Thankfully, because of our Consistency and Upside metrics, we can easily measure the relationship between cash-game and tournament players. To do this, I used our FREE Trends tool to look at all batters who A) have played at least 100 games total in the last three seasons and B) have a Consistency of at least 40 percent. I found 127 such batters. Next, I looked at those same batters’ Upside values.

For an unparalleled DFS edge, try our free Trends tool, through which you can access our massive database of advanced data and leverage our premium exclusive metrics, such as Upside, Consistency, and Plus/Minus.

If Consistency and Upside were mutually exclusive, we might expect to see negative correlation between the two. In theory, as a player’s Consistency would decrease, his Upside would increase, and vice versa.
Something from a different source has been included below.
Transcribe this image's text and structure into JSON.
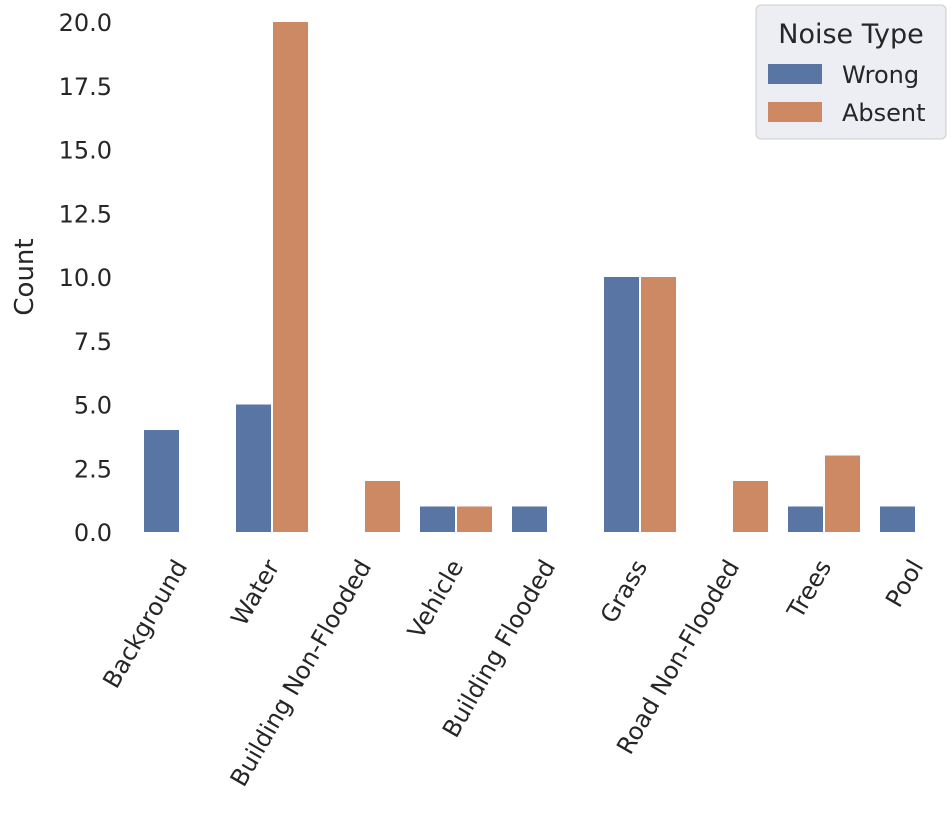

When graphing one against the other, we would expect to see a downward-trending line.

Here’s what our graph actually looks like:


In looking at the graph, we can see that a negative correlation does not exist. In fact, a slight positive correlation exists, although it might just be safer to say that no strong and/or definitive correlation exists at all, especially given that our sample is only 127 batters.

Stacking Consistency and Upside

So can Consistency and Upside be mutually exclusive? Maybe on a player-by-player basis. Take Todd Frazier: His 41-percent Consistency in the last three seasons is the lowest of our studied players, but his 20-percent Upside is very high.

Of course, there are other players for whom the two metrics are strongly correlated. For instance, Jason Kipnis has a sample-low 41-percent Consistency and the second-lowest Upside at 11 percent.

For DFS, players shoudn’t be considered in terms of mutual exclusion. Some players have both Consistency and Upside. Others have one or the other. And still others have neither.

Applications Are Not Mutually Exclusive

This knowledge is applicable in a variety of ways and is perhaps most useful for cash games and MLB DFS, which is very volatile. In such a sport, why would you focus only on Consistency when constructing cash-game lineups? Consistency is important, but it’s just one part of the puzzle. Why take a player with only high Consistency when you can take one with both high Consistency and high Upside? — especially when the volatility of the sport suggests that your cash-game lineups might need the benefit of Upside?

And in head-to-head contests it especially makes sense to consider both metrics. If playing H2Hs, you will win 80 percent of your contests over a large sample if your cash-game lineup is in the 80th percentile. And you’ll win only 20 percent of your H2H contests if your lineup is in the 20th percentile. In 50/50s, as long as the lineup is better than half the field, it’s sufficient. But in H2Hs, you would be silly not to target players that have both Consistency and Upside.

The two metrics are not mutually exclusive. Stop treating them that way.